Senator McCains Pläne gehen weg vom gegenwärtigen arbeitgeberbasierten Krankenversicherungssystem und legen die Betonung auf Auswahlentscheidungen der einzelnen Verbraucher in einem individuellen Markt. Senator Obama will Möglichkeiten des Versicherungsschutzes durch öffentliche Zuschüsse erweitern und öffentliche Krankenversicherungen (health plans) unterstützen. Genauer gesagt, ist es das Ziel von Barack Obama, eine allgemeine Krankenversicherung für alle Amerikaner einzuführen, allerdings ohne allgemeine Versicherungspflicht. Er schlägt vor, dass alle Kinder eine Krankenversicherung haben müssen, und dass Arbeitgeber zu den Kosten der Krankenversicherung ihrer Angestellten beitragen müssen. Für Einzelpersonen und Familien ohne Versicherungsschutz würde die Bundesregierung finanzielle Hilfen anbieten, um sich bei privaten oder neu geplanten gesetzlichen Krankenversicherungen zu versichern.

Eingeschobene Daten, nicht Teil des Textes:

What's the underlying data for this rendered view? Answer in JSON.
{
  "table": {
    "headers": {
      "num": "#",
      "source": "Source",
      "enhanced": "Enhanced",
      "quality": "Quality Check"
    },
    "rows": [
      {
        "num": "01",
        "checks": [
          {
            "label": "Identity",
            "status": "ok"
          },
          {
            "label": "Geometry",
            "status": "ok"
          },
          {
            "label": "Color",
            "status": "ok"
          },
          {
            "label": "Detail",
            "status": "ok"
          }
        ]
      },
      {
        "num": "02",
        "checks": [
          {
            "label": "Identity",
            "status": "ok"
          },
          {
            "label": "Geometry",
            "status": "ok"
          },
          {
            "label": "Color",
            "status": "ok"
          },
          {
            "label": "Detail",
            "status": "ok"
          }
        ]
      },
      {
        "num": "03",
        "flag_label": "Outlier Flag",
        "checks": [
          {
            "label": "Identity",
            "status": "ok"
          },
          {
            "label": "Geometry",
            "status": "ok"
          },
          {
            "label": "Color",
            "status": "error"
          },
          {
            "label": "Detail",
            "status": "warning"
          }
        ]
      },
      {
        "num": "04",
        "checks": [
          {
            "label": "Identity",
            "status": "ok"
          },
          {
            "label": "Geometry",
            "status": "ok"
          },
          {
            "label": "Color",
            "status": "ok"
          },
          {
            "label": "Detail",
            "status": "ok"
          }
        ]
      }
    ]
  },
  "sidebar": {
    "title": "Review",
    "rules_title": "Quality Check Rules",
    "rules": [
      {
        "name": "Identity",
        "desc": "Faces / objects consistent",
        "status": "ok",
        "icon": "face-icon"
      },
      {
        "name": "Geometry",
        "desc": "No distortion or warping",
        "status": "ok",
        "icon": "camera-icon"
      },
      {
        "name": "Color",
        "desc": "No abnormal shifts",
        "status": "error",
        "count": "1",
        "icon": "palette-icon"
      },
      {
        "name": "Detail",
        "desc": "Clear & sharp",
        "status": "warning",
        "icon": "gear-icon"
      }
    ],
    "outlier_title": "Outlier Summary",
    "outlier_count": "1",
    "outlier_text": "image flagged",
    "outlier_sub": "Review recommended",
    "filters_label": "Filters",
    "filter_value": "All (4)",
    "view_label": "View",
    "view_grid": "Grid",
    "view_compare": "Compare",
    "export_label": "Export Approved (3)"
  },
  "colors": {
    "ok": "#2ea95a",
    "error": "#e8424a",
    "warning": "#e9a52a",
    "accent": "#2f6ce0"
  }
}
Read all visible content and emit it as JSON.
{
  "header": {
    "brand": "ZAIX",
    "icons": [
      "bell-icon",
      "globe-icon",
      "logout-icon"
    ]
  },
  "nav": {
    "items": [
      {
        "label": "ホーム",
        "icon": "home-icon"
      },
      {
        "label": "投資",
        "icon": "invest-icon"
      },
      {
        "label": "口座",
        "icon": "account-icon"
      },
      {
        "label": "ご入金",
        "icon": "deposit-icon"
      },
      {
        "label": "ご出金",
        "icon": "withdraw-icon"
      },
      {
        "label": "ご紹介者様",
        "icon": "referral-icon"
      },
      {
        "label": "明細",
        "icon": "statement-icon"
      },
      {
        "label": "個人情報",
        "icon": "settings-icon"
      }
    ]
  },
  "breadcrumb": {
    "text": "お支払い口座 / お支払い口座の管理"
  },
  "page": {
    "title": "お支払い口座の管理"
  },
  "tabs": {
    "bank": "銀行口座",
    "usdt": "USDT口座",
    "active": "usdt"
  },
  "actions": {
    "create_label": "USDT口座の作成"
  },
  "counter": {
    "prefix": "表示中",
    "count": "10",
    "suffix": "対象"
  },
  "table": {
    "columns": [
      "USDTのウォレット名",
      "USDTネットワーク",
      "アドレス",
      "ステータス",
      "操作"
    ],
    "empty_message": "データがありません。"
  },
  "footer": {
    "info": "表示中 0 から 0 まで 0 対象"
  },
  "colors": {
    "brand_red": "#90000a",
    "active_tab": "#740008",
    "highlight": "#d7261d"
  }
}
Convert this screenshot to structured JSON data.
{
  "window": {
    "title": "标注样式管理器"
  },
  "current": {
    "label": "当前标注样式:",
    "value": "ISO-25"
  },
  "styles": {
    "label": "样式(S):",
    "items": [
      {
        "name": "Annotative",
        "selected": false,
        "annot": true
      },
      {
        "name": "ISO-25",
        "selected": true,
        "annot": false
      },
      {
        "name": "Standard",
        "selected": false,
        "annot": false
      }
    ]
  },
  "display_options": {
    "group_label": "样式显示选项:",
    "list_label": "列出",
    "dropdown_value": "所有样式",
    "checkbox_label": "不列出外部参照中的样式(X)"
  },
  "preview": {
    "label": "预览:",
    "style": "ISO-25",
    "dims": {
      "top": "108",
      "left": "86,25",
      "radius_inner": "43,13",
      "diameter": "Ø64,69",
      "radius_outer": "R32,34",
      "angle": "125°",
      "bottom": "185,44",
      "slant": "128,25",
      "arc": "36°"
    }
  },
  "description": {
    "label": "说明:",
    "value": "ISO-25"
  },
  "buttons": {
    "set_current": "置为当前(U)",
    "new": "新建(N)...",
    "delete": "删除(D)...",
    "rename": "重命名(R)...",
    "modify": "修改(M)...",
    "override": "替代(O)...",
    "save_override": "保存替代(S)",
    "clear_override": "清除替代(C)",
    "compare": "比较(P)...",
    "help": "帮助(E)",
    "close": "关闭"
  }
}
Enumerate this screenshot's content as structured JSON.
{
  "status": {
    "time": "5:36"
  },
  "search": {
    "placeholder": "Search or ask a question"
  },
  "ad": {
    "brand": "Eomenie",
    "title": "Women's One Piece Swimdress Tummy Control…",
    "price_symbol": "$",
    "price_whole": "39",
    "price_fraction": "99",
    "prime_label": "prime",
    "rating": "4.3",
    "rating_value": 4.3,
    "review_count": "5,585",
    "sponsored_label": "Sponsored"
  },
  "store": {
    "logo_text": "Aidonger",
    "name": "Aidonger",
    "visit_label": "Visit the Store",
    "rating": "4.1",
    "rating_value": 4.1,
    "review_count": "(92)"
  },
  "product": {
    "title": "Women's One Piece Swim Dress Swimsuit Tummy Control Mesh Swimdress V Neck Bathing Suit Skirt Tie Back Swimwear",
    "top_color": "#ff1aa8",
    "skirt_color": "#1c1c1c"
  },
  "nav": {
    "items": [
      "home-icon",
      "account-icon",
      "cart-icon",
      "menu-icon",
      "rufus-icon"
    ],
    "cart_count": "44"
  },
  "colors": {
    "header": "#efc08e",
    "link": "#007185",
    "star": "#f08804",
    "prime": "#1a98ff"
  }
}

Um die dadurch neu entstehenden Kosten zu decken, will Senator Obama die Effizienz der Versorgung erhöhen und die Gesamtkosten senken. Mittel dazu sind: verstärkte öffentliche Berichterstattung über die Ergebnisse der Leistungsanbieter, bessere Koordination von Behandlungen, Maßnahmen zum Ausgleich von Ungleichheiten, breiterer Einsatz von Informationstechnik und die Steigerung von Prävention und der Behandlung chronischer Krankheiten.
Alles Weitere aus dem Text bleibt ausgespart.